L’administration n’est pas en reste. Le gouvernement ordonne à ses agences fédérales de ne plus solder ni vendre leurs stocks de mitraillettes démodées aux armuriers. Le Congrès envisage de décupler le prix de la licence autorisant l’ouverture d’un commerce d’armes (actuellement la taxe est de 66 dollars par an). La police de New York, « sans poser de questions », rachète les fusils pour 25 dollars, les revolvers pour 50 et les semi-automatiques pour 75. Tandis que celle de Washington met en place une « unité renifleuse » chargée de détecter les suspects armés qui se baladent dans la rue.
Face à cette amorce de revirement dans l’opinion, la NRA n’a pas tardé à dégainer. La National Rifle Association of America est un pilier de la société américaine. Elle dispose d’un budget annuel de 100 millions de dollars, compte 3, 5 millions d’adhérents équipés pour soutenir un siège et pilote un nombre colossal de revues spécialisées. En politique, la NRA est le lobby par excellence, la manne des candidats qui ne crachent pas sur la gâchette.

L’Association, donc, a engagé la contre-offensive. Diffusion dans tout le pays d’une brochure dans
laquelle Wayne R. LaPierre, son vice-président, rappelle avec solennité les termes du 2e amendement. Distribution massive d’autocollants proclamant : « Imbéciles ! Nous, nous ne faisons que nous défendre. Ce sont les criminels qu’il faut désarmer. » Sans oublier, dans chaque comté, l’influence radiante des 284 000 armuriers. Ecouter ces négociants, traîner dans ces arsenaux, c’est prendre l’exacte mesure du retournement qu’entreprend l’Amérique.

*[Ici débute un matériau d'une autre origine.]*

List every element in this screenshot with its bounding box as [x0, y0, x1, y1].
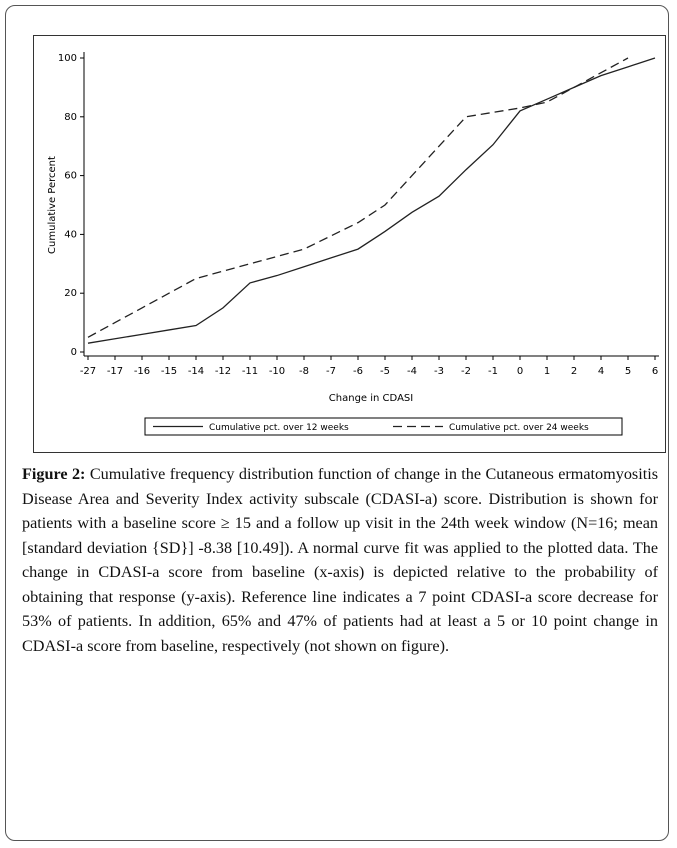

Washington, Old Town Armory, 10 618 Sudley Manor Drive. Cette banlieue de la ville n’appartient déjà plus au minuscule district de Columbia et s’accroche comme elle peut à l’Etat de Virgine. Il fait nuit. Des congères sales bordent les vitrines de la boutique. Derrière son comptoir, renfrogné, John J. Craine astique un Ruger avec un chiffon gras. Il n’aime pas ce qui se trame en ce moment. Ni le bruit fait autour de ces kermesses de désarmement : « Qu’est-ce que vous avez tous avec la loi Brady ? On s’en fout, de la loi Brady ! C’est de la poudre aux yeux. Pour nous ça va rien changer. Déjà, ici, depuis des années, si vous voulez acheter une arme, il vous faut remplir le questionnaire ATF F 4473 et répondre à ce type de questions : “Avez-vous été condamné à un an de prison ? Etes-vous un évadé ? Prenez-vous des drogues, de la marijuana ou des stimulants ? Etes-vous mentalement déficient ?” Quand vous avez signé la fiche, je la transmets à la police, et si tout est en ordre, je reçois l’accord pour la vente. Alors vous croyez sincèrement qu’un truand ou un cinglé qui veut mitrailler le quartier va prendre le risque de venir acheter son flingue ici, en sachant qu’il va devoir se dévoiler sur ce document et me laisser son identité et son adresse ? Non, mes clients sont de braves types, respectueux de la Constitution. Ils veulent seulement défendre leur famille. » Près du comptoir, un employé déballe une caisse de fusils à lunette. Un complément optique sans doute destiné à des « braves types » un peu myopes.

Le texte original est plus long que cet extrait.